The answer was: plenty. Chairs had to be added to the room. There were people standing at the back when chairs became scarce. And they were almost all African-American.

And a white man, a very white man, in fact, stood up to read the role of Nat TurnerThe anger in the room was palpable. Wray sat three rows back and closed her eyes, hoping no one would realize she was the playwright. The man in front of her nudged his wife and started to stand, as if to walk out. She patted his arm and he sat down, but his shoulders were hunched and tight, his eyes focused on his knees.
A couple of things saved that night. Delaney was a consummate actor. And the African-American community in America, by and large, has endured far more insults than any society or religion requires. And so, they helped give power to the testament of this play, Nat Turner’s Last Struggle.

When Stern finally asked the audience about the elephant in the room—how did you feel seeing a white actor read the role of Nat Turner, the man in front of Wray finally spoke. “When I first saw him get up there, all I could see was red. I wanted to go but my wife wouldn’t let me. So I just shut my eyes and wouldn’t look at him. But I could still hear. And the words got to me. Those words were so powerful. And suddenly I just saw Nat Turner—not black, not white—just a man who had hoped and suffered and died.”

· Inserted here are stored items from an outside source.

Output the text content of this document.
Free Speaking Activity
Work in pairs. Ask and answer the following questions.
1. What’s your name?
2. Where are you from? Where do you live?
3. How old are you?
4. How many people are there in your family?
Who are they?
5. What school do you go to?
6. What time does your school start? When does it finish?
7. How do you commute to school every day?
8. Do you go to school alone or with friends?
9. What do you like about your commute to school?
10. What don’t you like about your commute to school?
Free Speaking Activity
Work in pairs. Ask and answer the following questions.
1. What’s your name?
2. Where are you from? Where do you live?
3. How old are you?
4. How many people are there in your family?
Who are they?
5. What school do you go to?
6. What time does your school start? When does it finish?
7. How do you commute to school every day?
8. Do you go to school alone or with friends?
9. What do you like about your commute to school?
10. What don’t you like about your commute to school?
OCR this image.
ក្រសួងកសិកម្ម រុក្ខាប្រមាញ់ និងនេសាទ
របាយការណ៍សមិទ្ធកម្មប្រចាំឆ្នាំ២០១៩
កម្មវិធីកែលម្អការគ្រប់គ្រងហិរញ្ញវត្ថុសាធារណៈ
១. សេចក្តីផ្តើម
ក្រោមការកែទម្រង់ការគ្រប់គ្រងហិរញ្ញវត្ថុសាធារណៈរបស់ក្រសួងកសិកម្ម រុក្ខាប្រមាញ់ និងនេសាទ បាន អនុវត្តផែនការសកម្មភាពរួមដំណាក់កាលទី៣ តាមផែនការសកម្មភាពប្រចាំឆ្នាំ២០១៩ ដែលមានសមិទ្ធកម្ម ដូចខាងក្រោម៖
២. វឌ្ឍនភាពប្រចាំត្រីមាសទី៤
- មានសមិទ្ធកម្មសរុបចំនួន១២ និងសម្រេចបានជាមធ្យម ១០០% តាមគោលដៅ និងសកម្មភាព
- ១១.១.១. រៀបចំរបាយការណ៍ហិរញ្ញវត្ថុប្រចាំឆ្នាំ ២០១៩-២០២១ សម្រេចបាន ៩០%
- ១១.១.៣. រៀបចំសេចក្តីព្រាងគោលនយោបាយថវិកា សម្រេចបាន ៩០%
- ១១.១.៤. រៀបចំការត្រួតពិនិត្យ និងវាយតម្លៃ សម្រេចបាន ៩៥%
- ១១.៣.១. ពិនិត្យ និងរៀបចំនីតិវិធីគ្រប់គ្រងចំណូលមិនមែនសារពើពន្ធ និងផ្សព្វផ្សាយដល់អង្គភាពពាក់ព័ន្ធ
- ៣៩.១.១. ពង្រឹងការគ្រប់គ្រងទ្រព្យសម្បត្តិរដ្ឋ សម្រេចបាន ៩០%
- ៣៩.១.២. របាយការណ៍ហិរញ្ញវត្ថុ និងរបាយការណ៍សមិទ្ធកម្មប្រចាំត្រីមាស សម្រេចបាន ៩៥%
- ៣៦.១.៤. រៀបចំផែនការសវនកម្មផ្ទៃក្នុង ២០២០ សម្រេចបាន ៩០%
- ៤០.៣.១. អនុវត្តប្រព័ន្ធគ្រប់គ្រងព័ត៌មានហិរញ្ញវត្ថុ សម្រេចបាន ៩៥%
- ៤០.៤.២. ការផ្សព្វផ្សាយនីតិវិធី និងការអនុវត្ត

While no one would voluntarily cast the role of Nat Turner with a white actor, that necessity brought home a truth about this play and its counterpart Nat Turner’s Last Struggle: Finding His Way Home, which adds an additional “character” adding live song and drums to the play. Somewhere in our society is a buried truth, a commonality, a kinship which binds us all if only we know where to look for it.For those who know theatre, it is not surprising that a dramatic reading in a theatre built to serve a community brought the first few tendrils of commonality to the surface.